No.64: 千慮の一失を避けるために|プロジェクトマネージメントのあるべき姿

自分が顧客のことを一番わかっている、自分がこの技術について一番詳しく知っている、自分が社内で一番経験がある。そういった自信を持っている設計者やプロジェクトマネージャー(PM)にとってみれば、レビューというイベントはただの通過ポイントに過ぎず、不要なイベントと思えるのかも知れません。
開発プロジェクトにおいて、計画、設計、製作、検証等の各フェーズで、第三者を交えたレビューにより手戻りを防止する活動は欠かせないものです。しかし、自称も含めて優秀な設計者やPMが、レビューで指摘される様な問題や誤りは作り込んでい(るはずが)ないので、やる意味がないと考えてしまってはどうなるでしょうか。

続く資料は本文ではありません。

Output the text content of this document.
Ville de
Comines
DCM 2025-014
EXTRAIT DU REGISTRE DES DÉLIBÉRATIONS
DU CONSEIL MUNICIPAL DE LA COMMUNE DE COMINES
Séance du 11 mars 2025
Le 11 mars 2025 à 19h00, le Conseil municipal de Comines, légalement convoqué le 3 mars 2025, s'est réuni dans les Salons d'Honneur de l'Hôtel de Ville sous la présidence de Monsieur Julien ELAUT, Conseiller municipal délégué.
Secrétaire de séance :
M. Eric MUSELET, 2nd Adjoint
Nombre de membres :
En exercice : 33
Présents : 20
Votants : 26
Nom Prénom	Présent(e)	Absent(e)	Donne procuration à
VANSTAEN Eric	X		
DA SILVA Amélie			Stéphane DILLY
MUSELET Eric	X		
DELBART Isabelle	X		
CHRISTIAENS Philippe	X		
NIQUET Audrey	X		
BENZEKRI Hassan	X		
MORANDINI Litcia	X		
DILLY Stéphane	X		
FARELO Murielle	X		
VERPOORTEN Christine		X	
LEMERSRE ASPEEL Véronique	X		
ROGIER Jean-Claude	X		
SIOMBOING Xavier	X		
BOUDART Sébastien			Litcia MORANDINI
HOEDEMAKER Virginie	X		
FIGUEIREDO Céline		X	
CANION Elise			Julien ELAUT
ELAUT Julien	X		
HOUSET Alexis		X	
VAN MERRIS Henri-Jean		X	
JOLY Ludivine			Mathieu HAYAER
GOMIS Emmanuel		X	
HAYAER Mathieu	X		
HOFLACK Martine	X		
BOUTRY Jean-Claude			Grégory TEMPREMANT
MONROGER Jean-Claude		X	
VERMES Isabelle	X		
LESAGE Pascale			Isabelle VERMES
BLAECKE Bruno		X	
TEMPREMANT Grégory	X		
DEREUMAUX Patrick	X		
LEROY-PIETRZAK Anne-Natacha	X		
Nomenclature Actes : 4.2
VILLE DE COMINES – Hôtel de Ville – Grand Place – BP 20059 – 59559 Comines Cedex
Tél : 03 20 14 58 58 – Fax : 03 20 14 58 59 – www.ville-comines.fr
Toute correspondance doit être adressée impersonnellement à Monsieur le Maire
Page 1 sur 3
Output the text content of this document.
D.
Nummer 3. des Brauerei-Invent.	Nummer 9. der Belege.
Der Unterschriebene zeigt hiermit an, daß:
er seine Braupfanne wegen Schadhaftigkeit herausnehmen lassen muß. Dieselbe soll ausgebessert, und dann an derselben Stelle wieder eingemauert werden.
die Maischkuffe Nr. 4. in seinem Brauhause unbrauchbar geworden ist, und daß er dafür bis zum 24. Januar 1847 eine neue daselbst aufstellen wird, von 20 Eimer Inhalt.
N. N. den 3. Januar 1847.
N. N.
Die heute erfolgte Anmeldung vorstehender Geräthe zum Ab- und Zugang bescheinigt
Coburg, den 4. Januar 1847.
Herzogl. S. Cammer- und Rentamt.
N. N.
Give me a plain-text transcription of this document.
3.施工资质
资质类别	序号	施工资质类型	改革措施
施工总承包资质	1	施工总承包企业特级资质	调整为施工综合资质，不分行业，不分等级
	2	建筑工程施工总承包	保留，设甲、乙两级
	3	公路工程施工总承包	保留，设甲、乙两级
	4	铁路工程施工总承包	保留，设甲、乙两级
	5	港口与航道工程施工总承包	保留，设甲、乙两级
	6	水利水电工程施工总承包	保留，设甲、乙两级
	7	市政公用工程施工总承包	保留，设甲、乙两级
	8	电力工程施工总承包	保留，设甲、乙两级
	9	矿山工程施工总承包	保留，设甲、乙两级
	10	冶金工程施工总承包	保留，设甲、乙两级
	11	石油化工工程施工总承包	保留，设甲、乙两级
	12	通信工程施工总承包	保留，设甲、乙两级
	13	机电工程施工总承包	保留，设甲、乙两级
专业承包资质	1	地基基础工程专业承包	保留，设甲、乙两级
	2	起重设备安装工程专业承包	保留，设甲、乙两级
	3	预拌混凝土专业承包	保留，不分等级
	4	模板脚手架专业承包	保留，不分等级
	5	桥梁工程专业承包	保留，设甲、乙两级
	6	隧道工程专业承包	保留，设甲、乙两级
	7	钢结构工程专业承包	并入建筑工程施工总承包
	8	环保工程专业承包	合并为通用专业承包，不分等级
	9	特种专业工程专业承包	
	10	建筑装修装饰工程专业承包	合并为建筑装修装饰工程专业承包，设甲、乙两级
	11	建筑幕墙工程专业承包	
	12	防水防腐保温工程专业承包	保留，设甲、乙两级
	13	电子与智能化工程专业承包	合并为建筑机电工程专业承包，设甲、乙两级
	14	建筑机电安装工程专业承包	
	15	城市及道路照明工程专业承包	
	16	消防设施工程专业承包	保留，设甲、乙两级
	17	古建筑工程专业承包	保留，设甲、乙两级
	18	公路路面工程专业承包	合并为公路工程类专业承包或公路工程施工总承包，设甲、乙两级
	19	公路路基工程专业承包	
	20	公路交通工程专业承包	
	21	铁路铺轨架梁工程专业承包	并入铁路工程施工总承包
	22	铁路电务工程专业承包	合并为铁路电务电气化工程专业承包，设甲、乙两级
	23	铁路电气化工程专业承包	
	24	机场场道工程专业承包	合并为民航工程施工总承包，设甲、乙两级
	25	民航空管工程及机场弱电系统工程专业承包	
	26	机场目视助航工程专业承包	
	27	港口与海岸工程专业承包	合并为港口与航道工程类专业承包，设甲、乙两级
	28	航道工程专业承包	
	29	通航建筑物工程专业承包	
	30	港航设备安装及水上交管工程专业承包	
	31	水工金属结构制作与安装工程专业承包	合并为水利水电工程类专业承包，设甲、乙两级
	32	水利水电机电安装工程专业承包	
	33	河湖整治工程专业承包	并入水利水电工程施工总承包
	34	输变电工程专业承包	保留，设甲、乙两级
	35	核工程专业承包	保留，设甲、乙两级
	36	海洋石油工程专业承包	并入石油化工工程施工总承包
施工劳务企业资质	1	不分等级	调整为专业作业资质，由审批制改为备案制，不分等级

レビューの場では、設計者が考え方や設計内容の説明をするだけでレビューアからそれらに対する指摘がない。指摘があっても、内容はどうでも良い文言に対する指摘や資料の体裁に関すること。場合によっては、設計者が詳しい技術に関する勉強会になってしまう・・・。
この様なことになってしまっては、設計者やPMがレビューを単なる通過点と考えてしまうのもやむを得ません。そんな非生産的なレビューとなってしまうのを避けるにはどうすればよいでしょうか。
レビューが効果を発揮するかどうかは、レビューアとして誰が参加するかにも依存します。確かに、顧客のことを、顧客の要求内容を、そしてそれを実現する技術について一番よく知っているのはプロジェクトの当事者かも知れませんし、そうであって欲しいものです。だからと言ってそれ以外の者が何も本質的なことを指摘できないかというとそんなことはありません。
そのプロジェクトについてよく知らなくとも、顧客の要求内容の消化の仕方、それを設計に落としていくプロセス等、レイヤーを上げて、つまり俯瞰してプロジェクトの進め方、設計思想をチェックすることはできるのです。
「千慮の一失」という言葉があります。どんなに賢い人でもたくさん考えたことの中には一つぐらい間違いや勘違いがあるということを指します。プロジェクトの中身を知らなくとも、当事者の考え方をよく聞き、少しでも疑問や不審に思った点を深掘りし、質問を重ねていくと、設計者が深慮なしに、思い込みで進めたところが見つかったりします。結果的にそれは正しい判断だったかも知れませんが、後々の検証ポイントとして識別することができるだけでも十分にレビューの成果となります。
もし設計者やPMの上司にプロジェクトを指導できる知識や力量が備わっていないならば、それを認めたうえでその上司は組織内、企業内で最適な有識者に参加してもらうべきです。
組織、企業の中で最善のメンバに参加してもらう限りにおいて、それは組織、企業の力が試される場となります。それでもレビューが効果的にならないのであれば、それはその時点の組織、企業の実力であるのだから仕方がありません。実力が足りないのを認め、徐々に経験を積み上げていけばよいのです。避けなければならないのは、「千慮の一失」を見つけるための努力をハナから放棄してしまうことです。そして、逆に、何か指摘しなければならないと考えて、本質から外れた思い付きのアイデアを捻り出して現場に無駄な消耗をさせてしまうことです。
如何でしょうか。あなたの組織では、優秀な設計者やPMが担当しているプロジェクトでも、「千慮の一失」を見つけようとしているでしょうか。そしてそれは適切に実行されているでしょうか。